GSA Connects 2022 meeting in Denver, Colorado

Paper No. 104-9
Presentation Time: 3:45 PM

USING ARTIFICIAL INTELLIGENCE TO IDENTIFY FOSSIL ANGIOSPERM LEAVES AT FAMILY LEVEL


RODRIGUEZ RODRIGUEZ, Ivan Felipe, Cognitive, Linguistic & Psychological Sciences, Brown University, 190 Thayer Street, PROVIDENCE, RI 02912, FEL, Thomas, ANITI, Tolouse, 00000, France; Cognitive, Linguistic & Psychological Sciences, Brown University, 190 Thayer Street, PROVIDENCE, RI 02912, VAISHNAV, Mohit, Cognitive, Linguistic & Psychological Sciences, Brown University, 190 Thayer Street, PROVIDENCE, RI 02912; ANITI, Tolouse, 00000, France, WILF, Peter, Department of Geosciences and Earth and Environmental Systems Institute, The Pennsylvania State University, University Park, RI 16802 and SERRE, Thomas, ANITI, Tolouse, 00000, France; Carney Brain Institue, Brown University, Providence, RI 02906; Cognitive, Linguistic & Psychological Sciences, Brown University, 190 Thayer Street, PROVIDENCE, RI 02912

The identification of fossil angiosperm leaves poses a well-known challenge for paleobotany.
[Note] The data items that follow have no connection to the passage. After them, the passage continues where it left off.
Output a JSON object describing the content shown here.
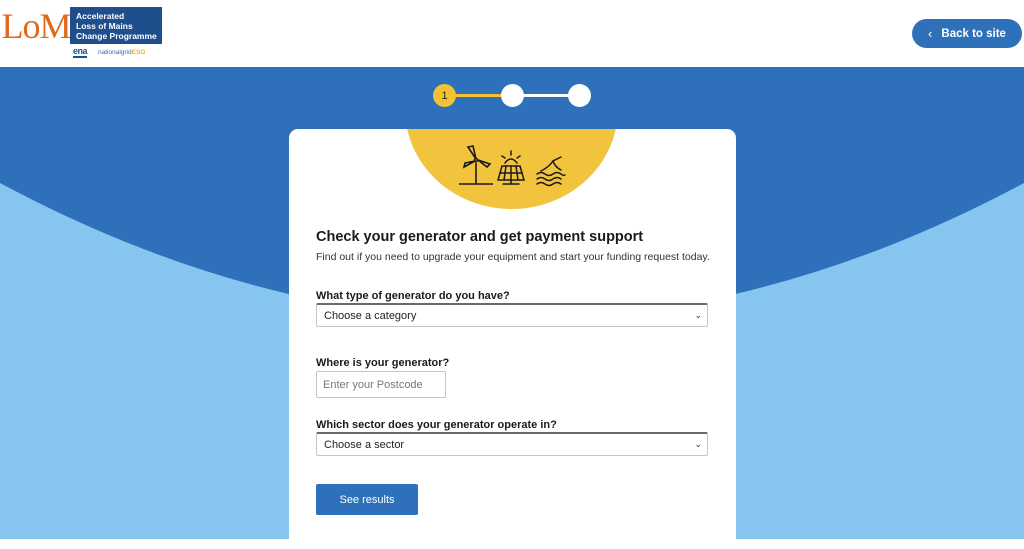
{
  "logo": {
    "mark": "LoM",
    "lines": [
      "Accelerated",
      "Loss of Mains",
      "Change Programme"
    ],
    "partner_1": "ena",
    "partner_2_a": "nationalgrid",
    "partner_2_b": "ESO"
  },
  "header": {
    "back_label": "Back to site",
    "back_icon": "chevron-left-icon"
  },
  "stepper": {
    "current": 1,
    "total": 3,
    "step_labels": [
      "1",
      "",
      ""
    ]
  },
  "colors": {
    "brand_blue": "#2e70b9",
    "dark_blue": "#1f4e8c",
    "sky_blue": "#85c5ef",
    "sun_yellow": "#f2c43e",
    "logo_orange": "#e06a1b"
  },
  "card": {
    "illustration_icons": [
      "wind-turbine-icon",
      "solar-panel-icon",
      "hydro-water-icon"
    ],
    "title": "Check your generator and get payment support",
    "subtitle": "Find out if you need to upgrade your equipment and start your funding request today."
  },
  "form": {
    "generator_type": {
      "label": "What type of generator do you have?",
      "value": "Choose a category"
    },
    "location": {
      "label": "Where is your generator?",
      "placeholder": "Enter your Postcode"
    },
    "sector": {
      "label": "Which sector does your generator operate in?",
      "value": "Choose a sector"
    },
    "submit_label": "See results"
  }
}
Recent progress in computer vision offers a path towards the development of AI agents to assist paleobotanists, but several challenges have slowed progress. Images of taxonomically vetted fossil leaves are very scarce in comparison to the need of AI for enormous visual training libraries, and their quality is highly variable due to preservation and taphonomic factors. To overcome these limitations, we have developed a deep generative model that learns to automatically synthesize photorealistic fossils from known cleared and x-ray extant-leaf Images. Given the considerable amount of unvetted images available in different collections ( Such as the Yale Peabody Museum collection and others), we have also managed to leverage the usage of unsupervised training, extending the possibility of generalization of our synthesizer model. We further use these synthetic fossils to train a deep neural network architecture to learn to classify both cleared leaves and fossil leaves at the family level. Using a leave-one-family-out cross-validation procedure to evaluate accuracy (whereby real leaf fossils are excluded from training for a test family), we report well above chance-level accuracy at family level for real fossil leaves, even when the system did not see any real fossils during training. We report significantly above-chance classification accuracy in this scenario. As well, a study using explainability methods is carried out in order to identify some of the strategies used for the classification. Our results strongly suggest that AI methods will provide significant assistance to paleobotanists with the identification of leaf fossils. We are also shortly releasing a website for the community where it is possible to upload fossils from any part of the world and test first hand the potential of our approach.